Among his concerns is whether the horses can be humanely killed in the manner described by De Los Santos. De Los Santos took a Journal reporter on a tour of the plant recently and described the process, which involved shooting a retractable 8-inch-long bolt into the animal’s skull to destroy its brain. The horse would then be hung up, stabbed and drained of blood.

Friedlander also said that because horses are skittish and have longer necks, it is more difficult for slaughterhouse workers to effectively stun the animals with a bolt gun used on cattle.

Before the last horse slaughtering operations ended in the United States in 2007, there were many examples of horses having to be shot up to seven or eight times, he said.

Although Friedlander was not an inspector at any horse slaughter plants, he said he bases his statements on his background as a horse veterinarian and on research and studies on the effectiveness of using bolt guns on horses.

Congress halted funding for mandatory inspections in 2007, effectively closing all horse slaughter operations. The funding was restored for the current fiscal year, opening the door for De Los Santos’ plans.

Friedlander also said he doubts the claim by De Los Santos that a USDA inspector would be near the factory’s stun box to check whether a horse is unconscious before being stabbed.

“USDA doesn’t have the luxury or the funding to put an inspector right there at the stunning block,” Friedlander said. “There’s just no inspector there.”

Improper stunning could leave a horse conscious as it is stabbed and bled out.

A Valley Meat Co. representative disputed Friedlander, saying the USDA had notified the company that an inspector would be located at that spot.

“If you have to do it more than once, you cause intense pain, and that’s a violation of the horse slaughter act,” said Friedlander, adding that the humane slaughter law was rarely enforced in the past.

Valley Meat attorney A. Blair Dunn said that Friedlander is uninformed about Valley Meat’s specific plans and that the company is taking steps to address the concerns of its many opponents, who include Gov. Susana Martinez and most of the state’s congressional delegation. Plans to open the plant have sparked opposition from around the country.

“Friedlander is making a big deal out of what he knows and applying it to what he hasn’t seen,” Dunn said. “He doesn’t know the inside of this plant. That’s what it really comes down to.”

Friedlander said three USDA inspectors are typically stationed at a slaughter plant to inspect the head and tongue, the intestines, and finally the carcass of an animal. A USDA veterinarian typically moves about a plant working with inspectors.

Dunn said USDA officials informed De Los Santos that a federal inspector would be by the stun box.
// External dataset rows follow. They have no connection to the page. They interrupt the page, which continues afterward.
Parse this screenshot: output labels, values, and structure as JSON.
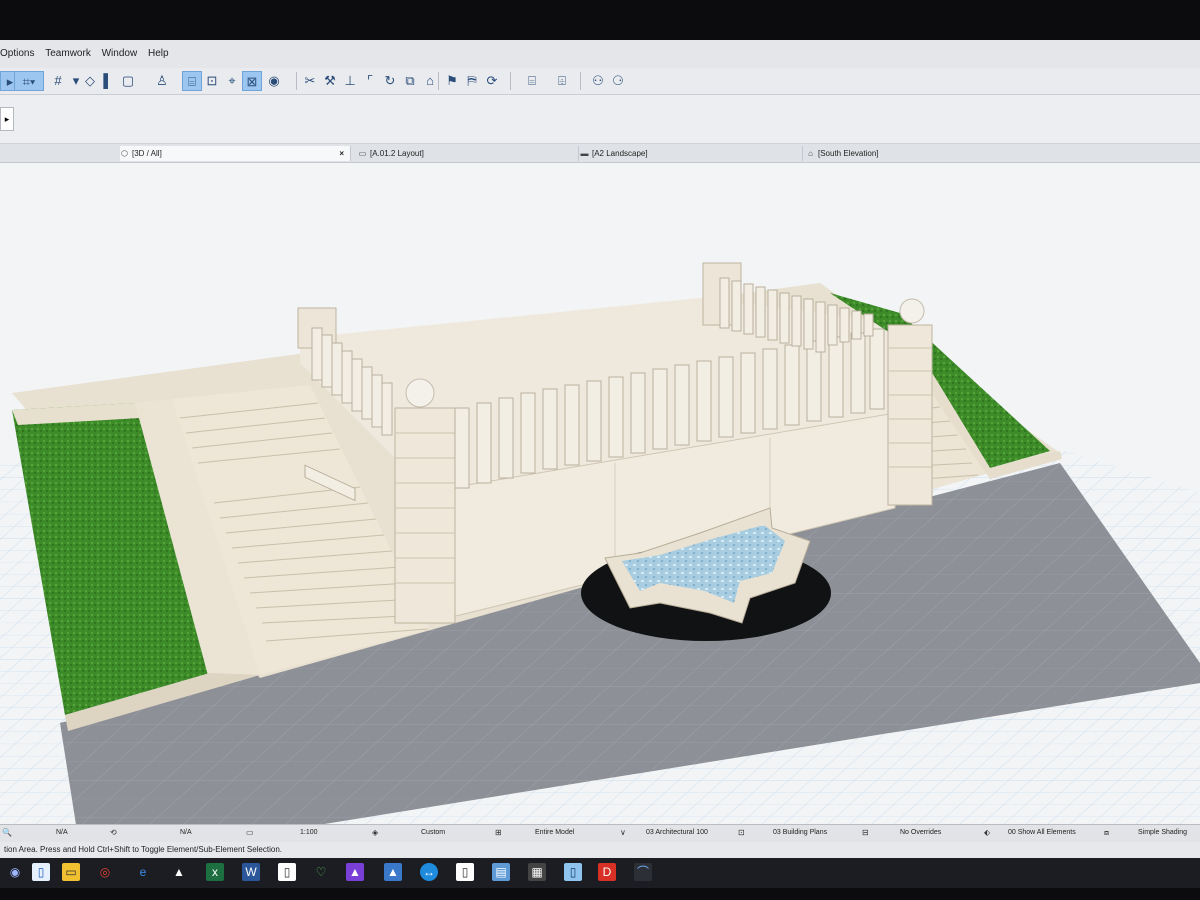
{
  "menu": [
    "Options",
    "Teamwork",
    "Window",
    "Help"
  ],
  "tabs": [
    {
      "label": "[3D / All]",
      "close": "×"
    },
    {
      "label": "[A.01.2 Layout]"
    },
    {
      "label": "[A2 Landscape]"
    },
    {
      "label": "[South Elevation]"
    }
  ],
  "status": {
    "field1": "N/A",
    "field2": "N/A",
    "scale": "1:100",
    "dimension": "Custom",
    "layer_combo": "Entire Model",
    "pen_set": "03 Architectural 100",
    "mvo": "03 Building Plans",
    "overrides": "No Overrides",
    "renovation": "00 Show All Elements",
    "shading": "Simple Shading"
  },
  "hint": "tion Area. Press and Hold Ctrl+Shift to Toggle Element/Sub-Element Selection.",
  "icons": {
    "toolbar": [
      "arrow-tool-icon",
      "select-tool-icon",
      "grid-icon",
      "wall-icon",
      "column-icon",
      "slab-icon",
      "object-icon",
      "stair-icon",
      "dimension-icon",
      "snap-icon",
      "magic-wand-icon",
      "scissors-icon",
      "measure-icon",
      "offset-icon",
      "fillet-icon",
      "rotate-icon",
      "mirror-icon",
      "elevate-icon",
      "flag-icon",
      "layer-icon",
      "renovation-icon",
      "section-icon",
      "detail-icon",
      "teamwork-icon",
      "send-receive-icon"
    ],
    "taskbar": [
      "start-icon",
      "explorer-icon",
      "chrome-icon",
      "edge-icon",
      "archicad-icon",
      "excel-icon",
      "word-icon",
      "file-icon",
      "app-icon",
      "affinity-icon",
      "archicad-2-icon",
      "teamviewer-icon",
      "grapher-icon",
      "calculator-icon",
      "bimx-icon",
      "adobe-icon",
      "archicad-3-icon"
    ]
  },
  "colors": {
    "grass": "#3f8e2a",
    "paving": "#8b8e95",
    "stone": "#ece4d4",
    "water": "#9ec6dc",
    "selected_tool": "#9cc6ef"
  }
}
Dunn also argued that the Roswell factory is so compact that a USDA veterinarian would be aware of how effectively, or ineffectively, employees used the bolt gun.
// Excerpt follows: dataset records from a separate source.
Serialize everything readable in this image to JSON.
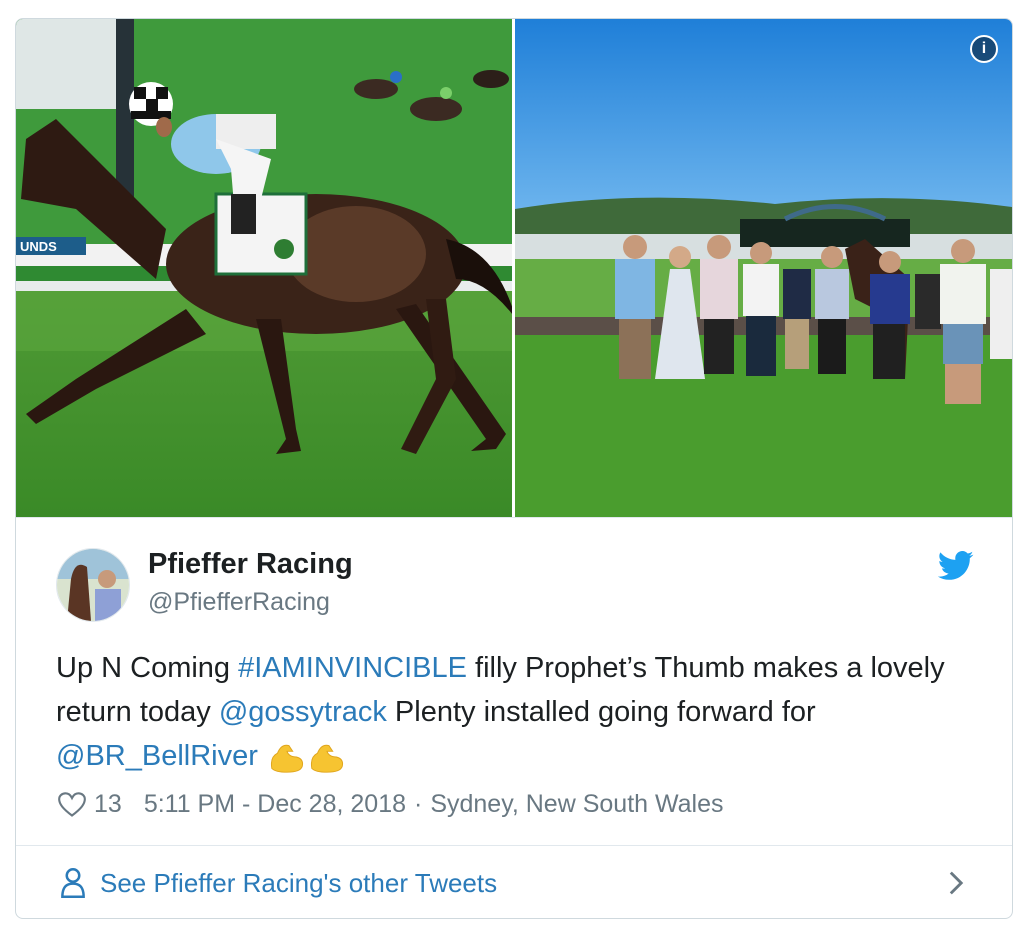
{
  "media": {
    "left_photo": "horse-racing-photo",
    "right_photo": "winners-circle-photo",
    "info_label": "i"
  },
  "author": {
    "name": "Pfieffer Racing",
    "handle": "@PfiefferRacing"
  },
  "tweet": {
    "part1": "Up N Coming ",
    "hashtag": "#IAMINVINCIBLE",
    "part2": " filly Prophet’s Thumb makes a lovely return today ",
    "mention1": "@gossytrack",
    "part3": " Plenty installed going forward for ",
    "mention2": "@BR_BellRiver",
    "emoji": "flexed-biceps"
  },
  "meta": {
    "likes": "13",
    "timestamp": "5:11 PM - Dec 28, 2018",
    "separator": "·",
    "location": "Sydney, New South Wales"
  },
  "footer": {
    "label": "See Pfieffer Racing's other Tweets"
  },
  "colors": {
    "link": "#2b7bb9",
    "meta": "#697882",
    "twitter_blue": "#1da1f2"
  }
}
De Los Santos plans to slaughter about 100 horses a day over a 10-hour period, making it a relatively small operation compared with big beef slaughterhouses.

Dunn added that De Los Santos has not ruled out an alternative method of putting a horse down – a gun to the head – before the animal is bled out.
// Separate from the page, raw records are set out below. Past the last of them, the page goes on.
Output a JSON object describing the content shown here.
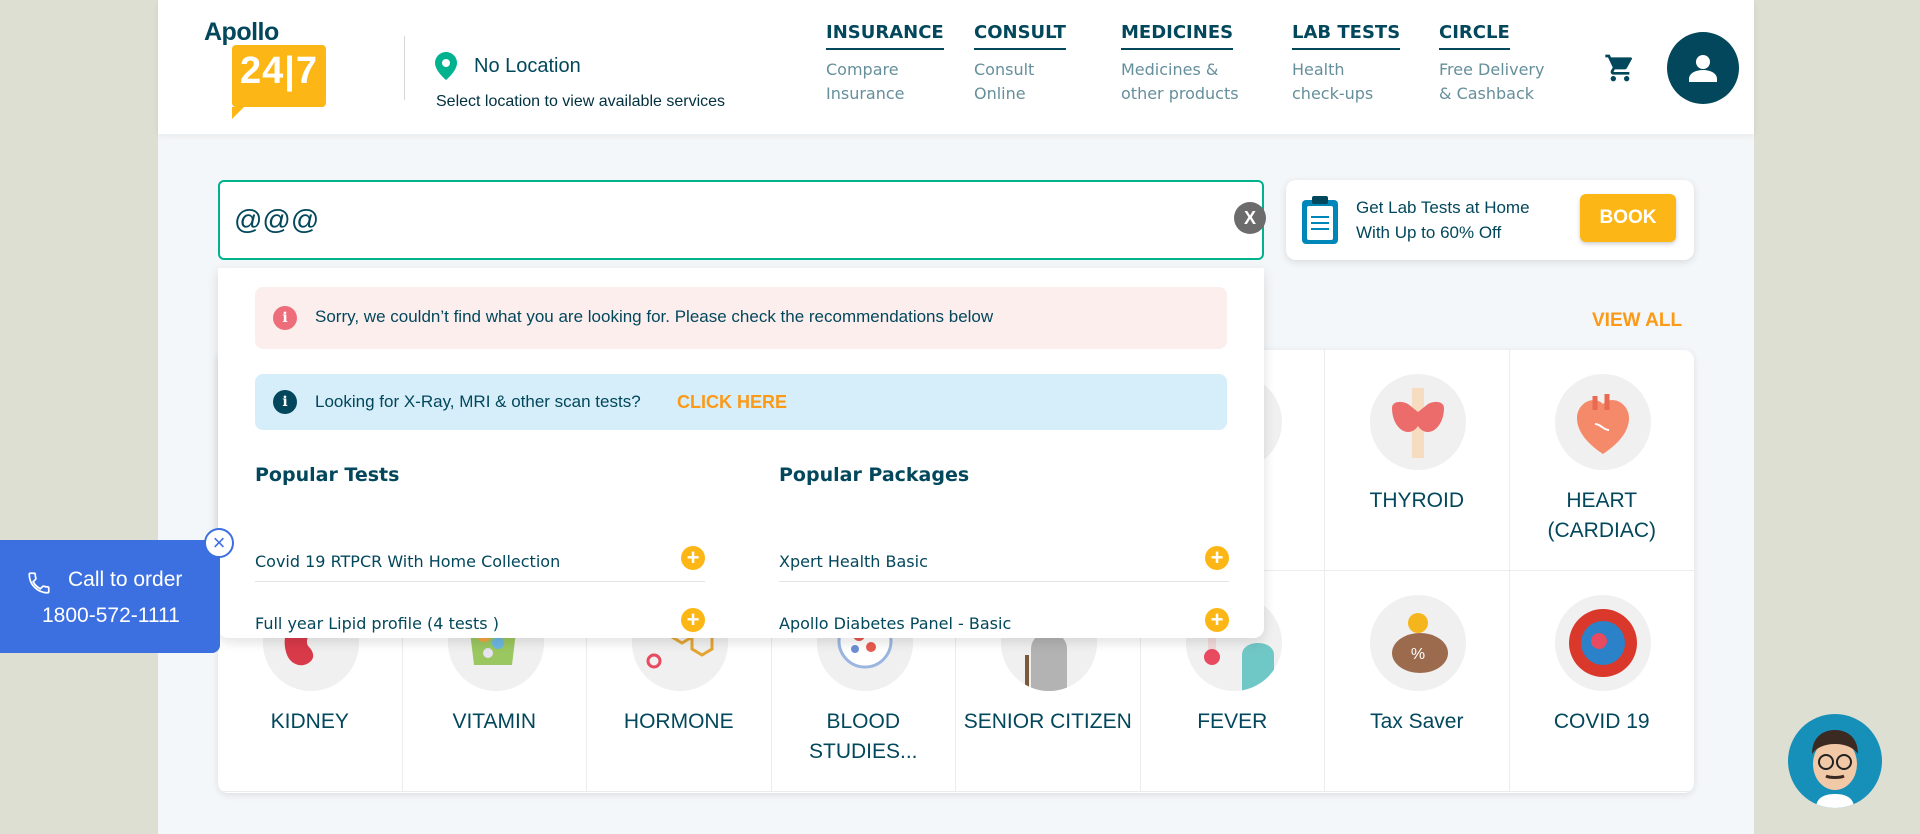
{
  "brand": {
    "name": "Apollo",
    "badge": "24|7"
  },
  "location": {
    "title": "No Location",
    "subtitle": "Select location to view available services"
  },
  "nav": [
    {
      "title": "INSURANCE",
      "sub": "Compare\nInsurance"
    },
    {
      "title": "CONSULT",
      "sub": "Consult\nOnline"
    },
    {
      "title": "MEDICINES",
      "sub": "Medicines &\nother products"
    },
    {
      "title": "LAB TESTS",
      "sub": "Health\ncheck-ups"
    },
    {
      "title": "CIRCLE",
      "sub": "Free Delivery\n& Cashback"
    }
  ],
  "icons": {
    "cart": "cart-icon",
    "user": "user-icon",
    "location": "location-pin-icon",
    "clear": "clear-icon",
    "phone": "phone-icon",
    "close": "close-icon",
    "info": "info-icon",
    "plus": "plus-icon"
  },
  "search": {
    "value": "@@@",
    "clear_label": "X"
  },
  "promo": {
    "text": "Get Lab Tests at Home With Up to 60% Off",
    "button": "BOOK"
  },
  "view_all": "VIEW ALL",
  "categories_row1": [
    "",
    "",
    "",
    "",
    "",
    "",
    "THYROID",
    "HEART (CARDIAC)"
  ],
  "categories_row2": [
    "KIDNEY",
    "VITAMIN",
    "HORMONE",
    "BLOOD STUDIES...",
    "SENIOR CITIZEN",
    "FEVER",
    "Tax Saver",
    "COVID 19"
  ],
  "dropdown": {
    "error_icon": "i",
    "error": "Sorry, we couldn’t find what you are looking for. Please check the recommendations below",
    "info_icon": "i",
    "info": "Looking for X-Ray, MRI & other scan tests?",
    "info_link": "CLICK HERE",
    "popular_tests_title": "Popular Tests",
    "popular_tests": [
      "Covid 19 RTPCR With Home Collection",
      "Full year Lipid profile (4 tests )"
    ],
    "popular_packages_title": "Popular Packages",
    "popular_packages": [
      "Xpert Health Basic",
      "Apollo Diabetes Panel - Basic"
    ],
    "add_label": "+"
  },
  "call": {
    "label": "Call to order",
    "number": "1800-572-1111",
    "close": "×"
  },
  "colors": {
    "primary": "#02475b",
    "accent": "#fcb716",
    "orange": "#fc9916",
    "green": "#00b38e",
    "call_blue": "#3c6fe0"
  }
}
“If that (the bolt gun) is not working, they have the capability to switch to the other. It’s whatever has the best results,” Dunn said.

As of July 1, the European Union will require a lifetime medical history for horse meat imports, in an effort to keep out substances banned from the food supply. Painkillers commonly given to race horses are banned.

Friedlander contended that paperwork certifying horses are free of banned substances could be easily faked.

Dunn said that is the responsibility of companies that would supply Valley Meat with animals for slaughter and, he noted, some countries where horse meat is eaten do not apply European Union standards.

Dunn said the plant passed the USDA’s inspections, and the grant of inspections could occur any time, pending a Department of Justice review of threatened litigation.

Animal welfare organizations that include Humane Society of the United States intend to sue to stop the plant, saying its byproducts would threaten water sources.

Dunn also said Valley Meat is negotiating with several outfits that would supply horses for slaughter.